ISLAMABAD (AP) — Almost three million children in Pakistan may miss at least one semester because of flood damage to schools, officials said yesterday, following heavy monsoon rains likely worsened by climate change.
Unprecedented deluges since mid-June have affected more than 33 million people, inundated millions of acres of land and devastated infrastructure, including education facilities.
Local authorities have set up temporary learning centres in flood-hit areas to enable children to keep studying.

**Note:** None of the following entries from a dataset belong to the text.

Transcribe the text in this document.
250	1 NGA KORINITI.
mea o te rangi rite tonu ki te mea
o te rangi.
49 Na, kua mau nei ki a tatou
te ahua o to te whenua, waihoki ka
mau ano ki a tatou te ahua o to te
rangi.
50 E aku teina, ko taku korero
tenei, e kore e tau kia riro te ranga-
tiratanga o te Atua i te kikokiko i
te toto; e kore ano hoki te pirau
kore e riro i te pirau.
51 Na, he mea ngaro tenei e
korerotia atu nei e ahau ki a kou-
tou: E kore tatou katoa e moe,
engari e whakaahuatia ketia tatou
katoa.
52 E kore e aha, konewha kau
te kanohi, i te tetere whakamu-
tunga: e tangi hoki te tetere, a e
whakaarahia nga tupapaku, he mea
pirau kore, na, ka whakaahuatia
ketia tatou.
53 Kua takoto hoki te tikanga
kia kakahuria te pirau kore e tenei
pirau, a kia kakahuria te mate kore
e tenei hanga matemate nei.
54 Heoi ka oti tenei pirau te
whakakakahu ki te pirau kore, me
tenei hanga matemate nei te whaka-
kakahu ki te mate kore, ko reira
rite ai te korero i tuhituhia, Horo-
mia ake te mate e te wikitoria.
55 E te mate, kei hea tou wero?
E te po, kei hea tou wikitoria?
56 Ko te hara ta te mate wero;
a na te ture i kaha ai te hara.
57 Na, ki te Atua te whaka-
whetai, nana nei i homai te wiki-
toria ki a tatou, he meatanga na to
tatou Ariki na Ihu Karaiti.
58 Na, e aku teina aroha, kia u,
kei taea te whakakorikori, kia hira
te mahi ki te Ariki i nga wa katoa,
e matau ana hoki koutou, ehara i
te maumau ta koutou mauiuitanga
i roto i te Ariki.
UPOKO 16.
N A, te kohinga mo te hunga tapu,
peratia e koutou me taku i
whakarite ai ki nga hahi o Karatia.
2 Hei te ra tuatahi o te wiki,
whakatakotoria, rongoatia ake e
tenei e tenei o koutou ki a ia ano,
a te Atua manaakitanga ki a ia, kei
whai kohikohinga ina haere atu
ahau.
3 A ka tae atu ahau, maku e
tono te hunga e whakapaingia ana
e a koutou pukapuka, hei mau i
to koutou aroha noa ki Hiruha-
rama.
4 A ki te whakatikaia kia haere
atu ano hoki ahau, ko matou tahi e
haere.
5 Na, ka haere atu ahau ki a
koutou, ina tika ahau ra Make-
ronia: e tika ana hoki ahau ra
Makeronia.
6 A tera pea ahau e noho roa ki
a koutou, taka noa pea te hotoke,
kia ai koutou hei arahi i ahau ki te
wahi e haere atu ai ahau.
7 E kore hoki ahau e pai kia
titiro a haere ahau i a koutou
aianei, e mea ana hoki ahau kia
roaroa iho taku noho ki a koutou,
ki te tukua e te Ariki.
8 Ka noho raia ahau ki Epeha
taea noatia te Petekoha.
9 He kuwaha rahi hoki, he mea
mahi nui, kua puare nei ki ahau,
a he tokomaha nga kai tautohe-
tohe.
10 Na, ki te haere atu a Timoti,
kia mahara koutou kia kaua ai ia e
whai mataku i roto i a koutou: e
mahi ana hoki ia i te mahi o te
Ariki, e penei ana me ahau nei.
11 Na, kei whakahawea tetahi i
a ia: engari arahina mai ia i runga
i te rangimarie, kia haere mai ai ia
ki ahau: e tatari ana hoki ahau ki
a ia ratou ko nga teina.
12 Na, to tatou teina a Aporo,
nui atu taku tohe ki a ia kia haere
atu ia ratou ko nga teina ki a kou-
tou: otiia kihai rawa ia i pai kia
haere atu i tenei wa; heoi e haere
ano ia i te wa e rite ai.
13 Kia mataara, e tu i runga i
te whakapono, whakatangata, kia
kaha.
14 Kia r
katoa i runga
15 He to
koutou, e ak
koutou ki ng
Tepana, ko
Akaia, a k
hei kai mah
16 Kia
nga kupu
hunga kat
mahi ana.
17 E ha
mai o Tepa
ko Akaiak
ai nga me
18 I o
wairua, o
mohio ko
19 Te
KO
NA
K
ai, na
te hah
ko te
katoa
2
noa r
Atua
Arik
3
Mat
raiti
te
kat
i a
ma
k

However, officials said these measures are not enough, given the scale of destruction.
In southern Sindh province, Pakistan’s worst-hit area, flooding has damaged about 15,000 schools, where 2.4 million children were enrolled, according to the local education department.
It has raised fears that at least 2.8 million children across the country may miss a semester, officials at the Planning Commission and National Disaster Management Authority told The Associated Press. Pakistan, UNICEF and other agencies have set up scores of temporary learning centers, they said.
Yesterday, Planning Minister Ahsan Iqbal told journalists at the military-backed National Flood Response and Coordination Center that the deluges have caused so much destruction that relief and rehabilitation work will continue for two years.
The floods have killed 1,666 people, and damaged 643 schools in Baluchistan, 109 in Punjab and 287 in Khyber Pakhtunkhwa provinces. The majority of those killed or affected by the disaster are women and children, according to data released on Wednesday by the National Disaster Management Authority.
A World Bank report released on Wednesday said the flooding had heavily impacted schools. The Government High School Ahmadani, in Punjab’s Dera Ghazi Khan district, had served generations of students since 1916. But it was no longer functional because of flood damage, it said.